The Design of It All
Before I share a list of resources on retro dining trends, I want to remind you that half the fun is reveling in the amazing design that permeated the 1980s restaurant scene! From beautifully set tables (image below featured at Palm & Laser) to grand interior features, dining out during the Decade of Decadence was a feast for the eyes. Accent walls, murals, wall sconces, pedestals and an abundance of plants were a few of the many design trends to enjoy. Want to learn more? Check out our post on ’80s restaurant design.
If you’re a fan of ’80s graphic design, you can learn a lot about the era from the menus! Below we see a menu featured at tumblr Palm & Laser. Also note that the New York Public Library has an online archive of scanned menus from the 1980s, among many other decades. Learn about food trends and design at the same time! French onion soup, anyone?
Resources and Posts
Pesto, Jams, and New York City in the 1980s
11 Dining Trends From the ’80s That Are Poised for a Comeback
New York Public Library – What’s on the Menu: 1980s
Do These 3 Classic ’80s Cocktails Hold Up?
Tips for Styling Retro Cocktails
What We Can Learn from ’80s Restaurant Design
Happy dining, and thanks for reading!
It all looks lovely and light and appetising (and pesto is the greatest invention). Feeling way too full of heavy Christmas food right now – could do with some of these light meals!
great post! Im definitely fascinated by how many more carb (or starchy foods) people seemed to eat without concern and yet managed to be in great shape as apposed to today where we seem frightened of these types of foods and yet a lot of us struggle with our weight.
Don Pelota says
As someone who came of age in the 80s, I can tell you that the reason we ate so much pasta and bread is that fat, not carbs, was the big health scare at the time. Everyone tried to eat low or no fat. We didn’t even distinguish between good and bad fats. For example, butter was considered bad for you (due to fat and cholesterol), so we all used margarine, which turned out to be worse for us.
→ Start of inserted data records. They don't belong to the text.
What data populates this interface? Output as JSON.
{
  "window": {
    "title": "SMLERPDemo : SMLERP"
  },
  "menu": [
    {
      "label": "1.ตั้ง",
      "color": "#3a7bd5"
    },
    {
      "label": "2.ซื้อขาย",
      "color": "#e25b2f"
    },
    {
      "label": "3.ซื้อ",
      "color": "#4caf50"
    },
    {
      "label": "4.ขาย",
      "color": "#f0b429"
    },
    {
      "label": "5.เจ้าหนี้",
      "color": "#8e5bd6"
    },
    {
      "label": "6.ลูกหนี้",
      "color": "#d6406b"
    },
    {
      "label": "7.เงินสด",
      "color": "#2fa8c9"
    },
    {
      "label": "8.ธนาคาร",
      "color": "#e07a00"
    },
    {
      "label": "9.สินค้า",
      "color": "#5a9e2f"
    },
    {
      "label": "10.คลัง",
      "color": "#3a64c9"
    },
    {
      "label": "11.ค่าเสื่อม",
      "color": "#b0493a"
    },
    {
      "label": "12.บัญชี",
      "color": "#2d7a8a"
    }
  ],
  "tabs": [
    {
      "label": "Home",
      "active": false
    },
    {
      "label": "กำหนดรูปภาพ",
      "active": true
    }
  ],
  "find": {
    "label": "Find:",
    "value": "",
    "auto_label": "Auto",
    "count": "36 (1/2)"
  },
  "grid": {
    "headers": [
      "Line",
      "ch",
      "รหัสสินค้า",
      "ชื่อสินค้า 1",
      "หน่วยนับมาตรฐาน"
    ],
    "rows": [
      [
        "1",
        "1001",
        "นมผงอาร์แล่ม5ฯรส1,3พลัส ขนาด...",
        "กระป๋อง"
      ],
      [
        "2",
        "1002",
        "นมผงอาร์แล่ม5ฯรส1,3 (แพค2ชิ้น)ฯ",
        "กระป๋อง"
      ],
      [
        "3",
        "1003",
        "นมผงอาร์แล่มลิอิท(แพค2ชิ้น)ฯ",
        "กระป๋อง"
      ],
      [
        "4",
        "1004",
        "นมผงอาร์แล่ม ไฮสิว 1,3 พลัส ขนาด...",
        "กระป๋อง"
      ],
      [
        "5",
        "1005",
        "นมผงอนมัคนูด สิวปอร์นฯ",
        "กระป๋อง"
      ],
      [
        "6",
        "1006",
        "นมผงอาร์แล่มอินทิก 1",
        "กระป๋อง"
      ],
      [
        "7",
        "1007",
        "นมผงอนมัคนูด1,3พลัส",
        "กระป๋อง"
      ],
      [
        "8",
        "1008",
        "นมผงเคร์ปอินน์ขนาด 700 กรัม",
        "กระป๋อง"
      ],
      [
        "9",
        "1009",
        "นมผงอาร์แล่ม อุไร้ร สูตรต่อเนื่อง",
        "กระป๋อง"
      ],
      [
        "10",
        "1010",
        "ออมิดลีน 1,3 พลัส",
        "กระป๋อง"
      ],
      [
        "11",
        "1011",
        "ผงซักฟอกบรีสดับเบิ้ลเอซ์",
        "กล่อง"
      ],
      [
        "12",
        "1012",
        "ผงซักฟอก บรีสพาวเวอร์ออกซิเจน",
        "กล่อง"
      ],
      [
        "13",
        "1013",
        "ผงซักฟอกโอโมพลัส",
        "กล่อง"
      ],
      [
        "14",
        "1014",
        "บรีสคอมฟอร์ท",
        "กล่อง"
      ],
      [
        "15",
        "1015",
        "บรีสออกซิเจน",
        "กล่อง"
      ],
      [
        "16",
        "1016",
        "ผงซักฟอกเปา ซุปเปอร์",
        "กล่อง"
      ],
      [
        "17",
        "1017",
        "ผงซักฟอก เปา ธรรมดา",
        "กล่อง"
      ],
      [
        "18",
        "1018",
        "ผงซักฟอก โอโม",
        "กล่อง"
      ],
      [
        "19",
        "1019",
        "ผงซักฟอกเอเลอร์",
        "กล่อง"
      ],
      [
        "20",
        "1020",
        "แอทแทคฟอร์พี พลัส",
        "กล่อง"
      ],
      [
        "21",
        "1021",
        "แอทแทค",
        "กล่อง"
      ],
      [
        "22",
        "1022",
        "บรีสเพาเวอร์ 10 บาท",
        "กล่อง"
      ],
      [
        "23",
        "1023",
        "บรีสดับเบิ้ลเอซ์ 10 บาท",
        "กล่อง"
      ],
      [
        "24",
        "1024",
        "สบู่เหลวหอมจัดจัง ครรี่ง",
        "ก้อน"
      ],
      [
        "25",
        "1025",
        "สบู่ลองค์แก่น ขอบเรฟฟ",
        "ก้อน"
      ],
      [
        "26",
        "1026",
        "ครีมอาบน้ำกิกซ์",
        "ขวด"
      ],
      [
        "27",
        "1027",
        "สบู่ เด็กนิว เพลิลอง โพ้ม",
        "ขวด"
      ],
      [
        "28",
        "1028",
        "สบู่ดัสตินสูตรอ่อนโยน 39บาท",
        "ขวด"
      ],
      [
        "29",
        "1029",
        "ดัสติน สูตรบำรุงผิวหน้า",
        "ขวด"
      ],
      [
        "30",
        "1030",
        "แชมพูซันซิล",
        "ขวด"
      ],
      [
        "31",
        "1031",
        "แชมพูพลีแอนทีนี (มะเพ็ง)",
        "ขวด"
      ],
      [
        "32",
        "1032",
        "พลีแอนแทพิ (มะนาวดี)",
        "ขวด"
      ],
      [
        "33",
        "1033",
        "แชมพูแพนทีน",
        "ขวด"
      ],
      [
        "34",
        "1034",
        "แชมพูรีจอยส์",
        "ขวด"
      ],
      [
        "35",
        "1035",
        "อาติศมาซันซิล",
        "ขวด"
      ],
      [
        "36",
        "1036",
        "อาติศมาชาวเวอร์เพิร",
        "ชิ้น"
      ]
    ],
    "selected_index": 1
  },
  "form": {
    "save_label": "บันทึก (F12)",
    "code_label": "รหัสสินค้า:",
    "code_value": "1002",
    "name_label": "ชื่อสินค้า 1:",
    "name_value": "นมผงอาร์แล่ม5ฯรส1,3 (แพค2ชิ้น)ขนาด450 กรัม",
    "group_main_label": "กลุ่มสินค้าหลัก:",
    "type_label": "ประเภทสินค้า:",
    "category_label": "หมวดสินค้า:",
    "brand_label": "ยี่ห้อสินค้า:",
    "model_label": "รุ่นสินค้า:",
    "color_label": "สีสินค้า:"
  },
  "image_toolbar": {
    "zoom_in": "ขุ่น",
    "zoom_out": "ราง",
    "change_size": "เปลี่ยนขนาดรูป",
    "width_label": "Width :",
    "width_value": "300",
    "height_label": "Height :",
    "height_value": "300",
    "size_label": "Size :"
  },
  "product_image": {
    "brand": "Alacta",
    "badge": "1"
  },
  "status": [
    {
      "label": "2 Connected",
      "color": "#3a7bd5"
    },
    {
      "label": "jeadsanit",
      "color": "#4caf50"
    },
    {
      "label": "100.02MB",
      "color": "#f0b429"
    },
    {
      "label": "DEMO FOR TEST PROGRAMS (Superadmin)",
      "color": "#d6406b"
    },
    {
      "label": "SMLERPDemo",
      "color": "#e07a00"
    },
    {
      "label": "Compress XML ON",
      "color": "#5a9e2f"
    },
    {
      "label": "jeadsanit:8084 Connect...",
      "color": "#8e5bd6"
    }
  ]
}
Having lived through that decade and seeing how much of our thinking about health turned out to be off base, I really question whether the current trends of low-carb, keto, whole 30, no-gluten, etc., will not seem equally silly in 30 years time.
Interesting memories, thanks!
My mom was gluten free in the 80s. She was always ahead of health information. Tons of people have found relief from auto immune disease that way. It’s not about losing weight. We know so much more about nutrition now, and you’re mixing fad diets with medical diets!